Life can be a minefield

Angola Huambo 038

We face multiple threats on our streets, but on International Mine Awareness Day it is worth reflecting on one of humanity’s cruelest and most enduring weapons. First used on a wide scale in World War II, landmines still kill or maim over 4000 people per year. I witnessed their threat on a visit to an Angolan minefield in 2009. Here is an extract from my diary.

“The blast-proof Perspex helmet and flak jacket felt unwieldy, but the dread weighed me down even more. Entering the minefield through a safe corridor lined with red and white posts bearing the skull and crossbones, adrenaline rushed after the thought that one step beyond the posts could be my last. I had accompanied the British Ambassador to a minefield 30 km from Angola’s second city of Huambo, where neat squares of pink government buildings contrasted with bombed out factories, roofless houses and bullet-pocked apartment blocks, testifying to a 55-day offensive by UNITA in 1993 that had left 10,000 people dead. We had come to observe the work of the HALO Trust, a British demining NGO that was immortalised in 1997 when Princess Diana donned their protective armour in front of the world’s media to meet with maimed victims and call for a ban on landmines. Within six months the Princess herself was dead and the new Prime Minister, Tony Blair, promised to ratify the Ottawa Convention banning the use of landmines by the first anniversary of her death.

After 15 years of demining, Angola remains the third most mined country in the world. During its thirty-year civil war, foreign forces lent explosives expertise to their faction of choice, laying some 15 million mines to secure military installations, communications, bridges and any other scrap of territory. On toilet stops during road trips, the fear of straying from the road invariably weighs more heavily than the embarrassment of being seen, with red and white painted trees reminding travellers of the dangers lurking beyond. Calvin, the square-jawed HALO Deputy Programme Manager in his crisply-pressed military fatigues, explained the painstaking process of reversing this mechanical curse: ‘firstly we sweep with metal detectors, then strim the grass, then sweep again, then excavate down by the side of a suspect object and work towards it before finally destroying it in a controlled explosion.’ All this to push the red and white posts back a few metres, and at a cost: up to $1000 to remove a mine bought for less than $30 and the loss of a deminer for every 5000 mines cleared.

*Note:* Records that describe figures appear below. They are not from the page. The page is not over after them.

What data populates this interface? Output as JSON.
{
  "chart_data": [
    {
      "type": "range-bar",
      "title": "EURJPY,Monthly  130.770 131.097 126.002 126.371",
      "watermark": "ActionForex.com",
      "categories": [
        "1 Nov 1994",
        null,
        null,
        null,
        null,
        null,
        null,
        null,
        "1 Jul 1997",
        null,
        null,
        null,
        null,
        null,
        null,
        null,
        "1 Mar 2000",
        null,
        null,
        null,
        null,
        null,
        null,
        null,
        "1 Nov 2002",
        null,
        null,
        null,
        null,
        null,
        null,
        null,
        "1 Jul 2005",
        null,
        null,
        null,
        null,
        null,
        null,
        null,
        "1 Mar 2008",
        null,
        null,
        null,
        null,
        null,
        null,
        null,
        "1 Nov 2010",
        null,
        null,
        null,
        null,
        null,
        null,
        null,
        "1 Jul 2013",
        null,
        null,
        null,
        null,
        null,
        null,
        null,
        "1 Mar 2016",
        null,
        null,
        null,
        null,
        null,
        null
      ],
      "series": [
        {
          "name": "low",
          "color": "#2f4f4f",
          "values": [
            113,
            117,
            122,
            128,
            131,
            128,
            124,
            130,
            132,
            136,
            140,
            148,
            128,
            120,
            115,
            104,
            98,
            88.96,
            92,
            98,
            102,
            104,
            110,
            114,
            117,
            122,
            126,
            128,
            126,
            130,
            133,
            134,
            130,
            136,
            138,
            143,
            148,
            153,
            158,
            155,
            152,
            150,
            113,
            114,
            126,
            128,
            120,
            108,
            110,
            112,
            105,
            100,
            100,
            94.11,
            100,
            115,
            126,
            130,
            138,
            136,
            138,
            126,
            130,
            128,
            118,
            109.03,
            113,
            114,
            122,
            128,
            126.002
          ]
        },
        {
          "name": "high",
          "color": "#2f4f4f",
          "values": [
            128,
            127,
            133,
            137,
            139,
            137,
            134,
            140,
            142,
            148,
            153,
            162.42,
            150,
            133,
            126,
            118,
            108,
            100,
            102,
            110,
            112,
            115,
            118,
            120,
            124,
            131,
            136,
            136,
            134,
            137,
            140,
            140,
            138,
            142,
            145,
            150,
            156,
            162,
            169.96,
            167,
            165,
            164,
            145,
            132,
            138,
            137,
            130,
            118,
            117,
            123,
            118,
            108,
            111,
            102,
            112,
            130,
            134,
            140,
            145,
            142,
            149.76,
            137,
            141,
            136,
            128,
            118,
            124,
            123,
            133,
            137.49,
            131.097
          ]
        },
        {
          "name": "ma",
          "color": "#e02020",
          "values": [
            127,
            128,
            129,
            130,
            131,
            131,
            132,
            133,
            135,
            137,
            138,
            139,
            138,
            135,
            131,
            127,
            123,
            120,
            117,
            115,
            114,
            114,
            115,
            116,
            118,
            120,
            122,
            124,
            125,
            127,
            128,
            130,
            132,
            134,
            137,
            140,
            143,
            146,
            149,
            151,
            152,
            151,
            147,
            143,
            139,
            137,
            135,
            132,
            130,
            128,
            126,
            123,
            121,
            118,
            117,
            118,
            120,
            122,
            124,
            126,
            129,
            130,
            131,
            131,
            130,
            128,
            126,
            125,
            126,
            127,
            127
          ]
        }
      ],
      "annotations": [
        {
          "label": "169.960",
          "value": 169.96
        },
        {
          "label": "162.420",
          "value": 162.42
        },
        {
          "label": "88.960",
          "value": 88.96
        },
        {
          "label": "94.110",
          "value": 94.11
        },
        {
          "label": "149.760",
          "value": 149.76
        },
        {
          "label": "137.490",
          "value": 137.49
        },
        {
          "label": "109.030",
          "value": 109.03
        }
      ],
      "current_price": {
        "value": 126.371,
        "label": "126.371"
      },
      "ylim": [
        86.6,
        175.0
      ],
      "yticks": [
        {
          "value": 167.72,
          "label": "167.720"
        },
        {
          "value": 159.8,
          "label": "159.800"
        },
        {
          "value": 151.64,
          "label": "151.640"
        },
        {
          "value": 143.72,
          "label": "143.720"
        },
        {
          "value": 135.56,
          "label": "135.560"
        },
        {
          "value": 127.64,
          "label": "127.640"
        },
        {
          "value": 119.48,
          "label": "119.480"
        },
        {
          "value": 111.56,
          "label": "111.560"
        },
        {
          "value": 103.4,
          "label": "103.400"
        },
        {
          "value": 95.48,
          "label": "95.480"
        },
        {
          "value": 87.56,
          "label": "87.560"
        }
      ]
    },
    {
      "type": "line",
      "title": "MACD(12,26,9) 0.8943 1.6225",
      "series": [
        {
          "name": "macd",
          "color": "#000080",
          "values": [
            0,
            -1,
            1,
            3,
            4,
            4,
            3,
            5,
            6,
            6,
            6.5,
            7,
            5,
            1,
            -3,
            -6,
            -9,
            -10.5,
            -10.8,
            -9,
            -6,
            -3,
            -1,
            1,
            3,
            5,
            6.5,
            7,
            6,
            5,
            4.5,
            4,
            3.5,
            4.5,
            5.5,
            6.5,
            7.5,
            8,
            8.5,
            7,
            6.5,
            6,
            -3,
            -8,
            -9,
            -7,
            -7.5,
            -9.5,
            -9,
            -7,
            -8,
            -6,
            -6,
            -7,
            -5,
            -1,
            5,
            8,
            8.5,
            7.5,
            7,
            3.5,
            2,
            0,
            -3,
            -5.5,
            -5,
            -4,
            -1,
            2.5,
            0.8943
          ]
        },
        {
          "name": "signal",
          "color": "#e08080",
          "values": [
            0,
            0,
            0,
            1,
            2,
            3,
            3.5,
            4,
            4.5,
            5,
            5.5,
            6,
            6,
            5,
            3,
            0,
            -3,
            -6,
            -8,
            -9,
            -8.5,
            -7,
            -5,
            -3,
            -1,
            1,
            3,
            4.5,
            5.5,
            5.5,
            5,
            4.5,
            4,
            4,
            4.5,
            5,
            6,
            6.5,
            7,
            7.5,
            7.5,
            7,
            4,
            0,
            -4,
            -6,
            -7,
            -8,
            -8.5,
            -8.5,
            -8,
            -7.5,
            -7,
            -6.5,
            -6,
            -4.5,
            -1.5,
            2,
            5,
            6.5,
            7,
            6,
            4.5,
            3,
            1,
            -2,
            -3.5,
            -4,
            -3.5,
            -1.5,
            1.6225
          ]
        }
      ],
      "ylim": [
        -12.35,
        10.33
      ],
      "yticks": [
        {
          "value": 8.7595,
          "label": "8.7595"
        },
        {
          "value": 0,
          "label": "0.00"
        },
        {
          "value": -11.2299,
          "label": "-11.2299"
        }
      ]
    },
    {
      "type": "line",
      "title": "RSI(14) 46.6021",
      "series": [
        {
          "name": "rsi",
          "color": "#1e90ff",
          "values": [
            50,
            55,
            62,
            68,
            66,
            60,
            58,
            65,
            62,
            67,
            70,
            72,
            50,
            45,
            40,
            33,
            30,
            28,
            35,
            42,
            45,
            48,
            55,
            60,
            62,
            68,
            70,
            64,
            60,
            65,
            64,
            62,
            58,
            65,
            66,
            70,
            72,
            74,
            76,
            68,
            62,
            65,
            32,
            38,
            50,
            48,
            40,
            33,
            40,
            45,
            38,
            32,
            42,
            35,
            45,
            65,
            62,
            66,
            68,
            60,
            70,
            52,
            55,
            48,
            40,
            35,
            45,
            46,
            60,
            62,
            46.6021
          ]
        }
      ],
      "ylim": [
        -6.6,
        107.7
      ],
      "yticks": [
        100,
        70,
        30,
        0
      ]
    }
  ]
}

Calvin guided the two British diplomats and their peculiar entourage through the labyrinth of cleared corridors: a local municipality head too glamorous for her dusty surrounds; a gaggle of journalists, film crews and photographers; and a tubby minder in a shiny silver suit several sizes too small who had attached himself to us after our courtesy call on Huambo’s governor. As we observed the deminers, indistinguishable in blue flak jackets and Perspex visors, bent over Strimmers, detectors or trowels, a group of local women, in colourful robes with babies bound to their backs and tubs of produce balanced on their heads, strode past us through the minefield. Running between their fields and village, this safe corridor illustrates how demining can reconnect lives. The journalists, awaking from the lethargy of a day spent covering us as we endlessly shook hands with health workers and village chiefs, now descended on the women in a flurry of flashing cameras and waving microphones. Startled at first, the women then patiently answered questions and accepted the limelight beamed from the cameras, seemingly immune to their heavy loads.”